Thyroid nodule classification in ultrasound imaging using deep transfer learning.

Abstract

Background: The accurate diagnosis of thyroid nodules represents a critical and frequently encountered challenge in clinical practice, necessitating enhanced precision in diagnostic methodologies. In this study, we investigate the predictive efficacy of distinguishing between benign and malignant thyroid nodules by employing traditional machine learning algorithms and a deep transfer learning model, aiming to advance the diagnostic paradigm in this field.

Methods: In this retrospective study, ITK-Snap software was utilized for image preprocessing and feature extraction from thyroid nodules. Feature screening and dimensionality reduction were conducted using the least absolute shrinkage and selection operator (LASSO) regression method. To identify the optimal model, both traditional machine learning and transfer learning approaches were employed, followed by model fusion using post-fusion techniques. The performance of the model was rigorously evaluated through the area under the curve (AUC), calibration curve analysis, and decision curve analysis (DCA).

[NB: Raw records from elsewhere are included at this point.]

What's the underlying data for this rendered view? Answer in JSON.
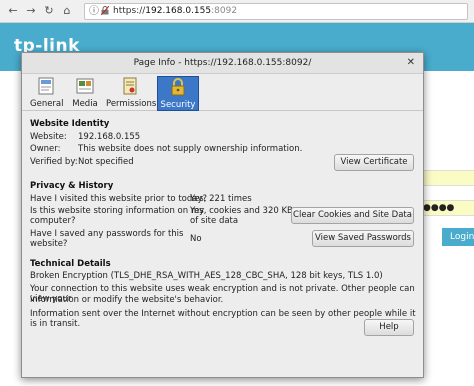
{
  "browser": {
    "url_scheme": "https://",
    "url_host": "192.168.0.155",
    "url_port": ":8092"
  },
  "background_page": {
    "logo_text": "tp-link",
    "password_mask": "●●●●",
    "login_button": "Login"
  },
  "dialog": {
    "title": "Page Info - https://192.168.0.155:8092/",
    "close_glyph": "✕",
    "tabs": [
      {
        "label": "General",
        "icon": "general-info-icon",
        "active": false
      },
      {
        "label": "Media",
        "icon": "media-icon",
        "active": false
      },
      {
        "label": "Permissions",
        "icon": "permissions-icon",
        "active": false
      },
      {
        "label": "Security",
        "icon": "lock-icon",
        "active": true
      }
    ],
    "website_identity": {
      "heading": "Website Identity",
      "website_label": "Website:",
      "website_value": "192.168.0.155",
      "owner_label": "Owner:",
      "owner_value": "This website does not supply ownership information.",
      "verified_label": "Verified by:",
      "verified_value": "Not specified",
      "view_certificate_button": "View Certificate"
    },
    "privacy_history": {
      "heading": "Privacy & History",
      "visited_question": "Have I visited this website prior to today?",
      "visited_answer": "Yes, 221 times",
      "storing_question_line1": "Is this website storing information on my",
      "storing_question_line2": "computer?",
      "storing_answer_line1": "Yes, cookies and 320 KB",
      "storing_answer_line2": "of site data",
      "clear_button": "Clear Cookies and Site Data",
      "passwords_question_line1": "Have I saved any passwords for this",
      "passwords_question_line2": "website?",
      "passwords_answer": "No",
      "view_passwords_button": "View Saved Passwords"
    },
    "technical_details": {
      "heading": "Technical Details",
      "encryption": "Broken Encryption (TLS_DHE_RSA_WITH_AES_128_CBC_SHA, 128 bit keys, TLS 1.0)",
      "weak_line1": "Your connection to this website uses weak encryption and is not private. Other people can view your",
      "weak_line2": "information or modify the website's behavior.",
      "transit_line": "Information sent over the Internet without encryption can be seen by other people while it is in transit.",
      "help_button": "Help"
    }
  }
}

Results: A total of 1134 images from 630 cases of thyroid nodules were included in this study, comprising 589 benign nodules and 545 malignant nodules. Through comparative analysis, the support vector machine (SVM), which demonstrated the best diagnostic performance among traditional machine learning models, and the Inception V3 convolutional neural network model, based on transfer learning, were selected for model construction. The SVM model achieved an AUC of 0.748 (95% CI: 0.684-0.811) for diagnosing malignant thyroid nodules, while the Inception V3 transfer learning model yielded an AUC of 0.763 (95% CI: 0.702-0.825). Following model fusion, the AUC improved to 0.783 (95% CI: 0.724-0.841). The difference in performance between the fusion model and the traditional machine learning model was statistically significant (p = 0.036). Decision curve analysis (DCA) further confirmed that the fusion model exhibits superior clinical utility, highlighting its potential for practical application in thyroid nodule diagnosis.

Conclusion: Our findings demonstrate that the fusion model, which integrates a convolutional neural network (CNN) with traditional machine learning and deep transfer learning techniques, can effectively differentiate between benign and malignant thyroid nodules through the analysis of ultrasound images. This model fusion approach significantly optimizes and enhances diagnostic performance, offering a robust and intelligent tool for the clinical detection of thyroid diseases.